言論NPOとは

令和4年度活動報告

昨年度の事業計画で掲げた3つの課題


  • 取り組む事業の優先順位を組み直し、私たちの中核事業が世界への発信力や影響力を持つこと
  •  国際事業では「東京会議」を言論NPOの代表的なフォーラムに位置付け、「東京-北京フォーラム」と連動させ、言論NPOが世界が多くの課題で力話合わせ、分断を回避することの取り組む姿勢を明確にした。

  • 言論NPOに参加する多くのメンバーや課題を共有する多くの力を加えて、組織自体を再活性化すること
  • (ア) 理事会機能の強化:副理事制度が発足
    (イ) アドバイザリーボードの強化:新たに4氏が加入
    (ウ) メンバーの計画的な拡大:一部のみ動く
    (エ) 法人会員は2社から7社に拡大し、東京会議の立ち上げと連動して、大きく増えた。

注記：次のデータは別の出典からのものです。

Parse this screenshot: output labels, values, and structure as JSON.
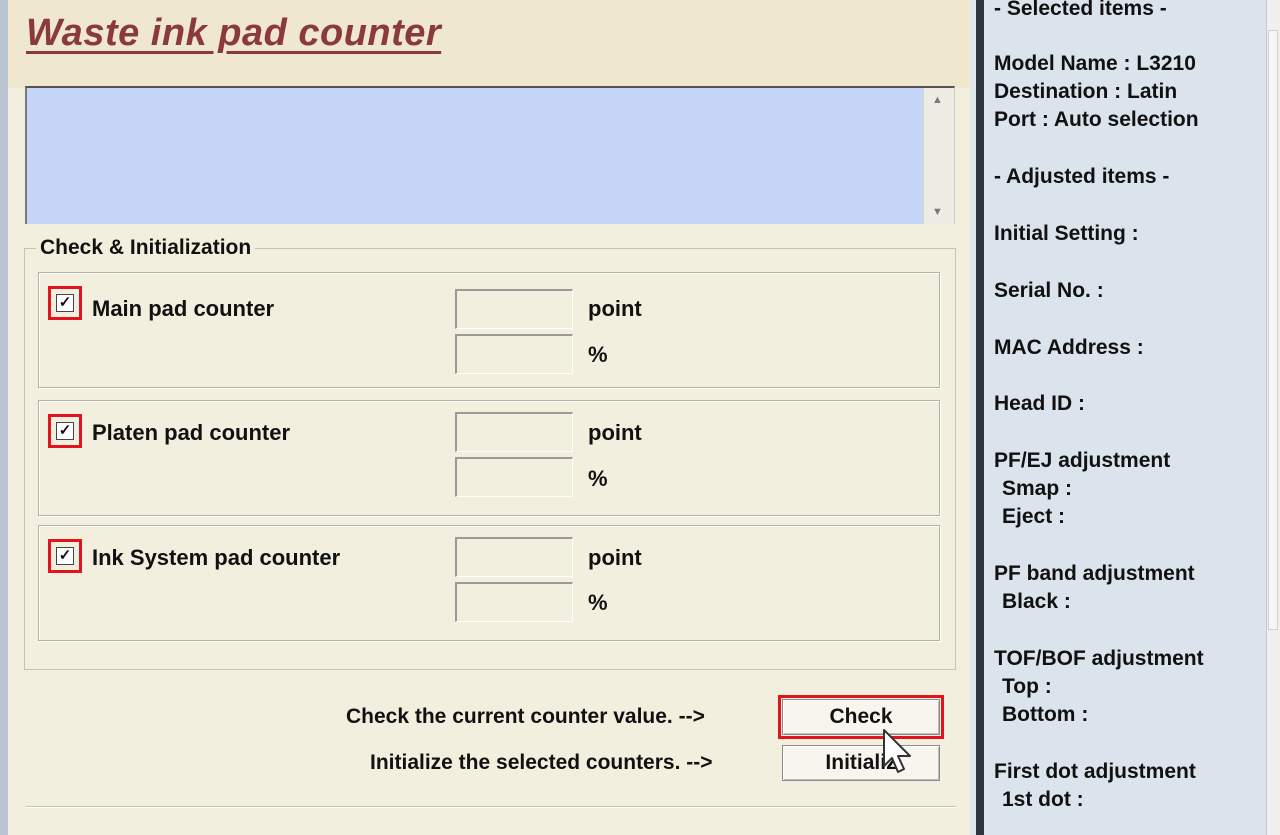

  • 社会への発信力を強化し、組織の影響力を拡大すること
  • (ア) 議論の多面的な展開やフォーラムの運営だけではなく、これまでにないオンラインやSNSの活用などに取り組み、無料登録者の増加は1000人、フォーラムは22回・約600人(昨年は13回・約300人)となった。
    (イ) SNSではショート動画の展開が始まり、言論NPOのミッションやどういう考えで事業を進めたかが分かるための動画やツイッターの展開を行った。


「東京会議」は世界の主要国際会議の1つとして認知された

 国際事業の課題は、これまで18回にわたって行われてきた「東京-北京フォーラム」に加えて、2017年に創設した「東京会議」を、言論NPOの中核事業に位置付け、世界を代表する競争力のある会議に成長させることでした。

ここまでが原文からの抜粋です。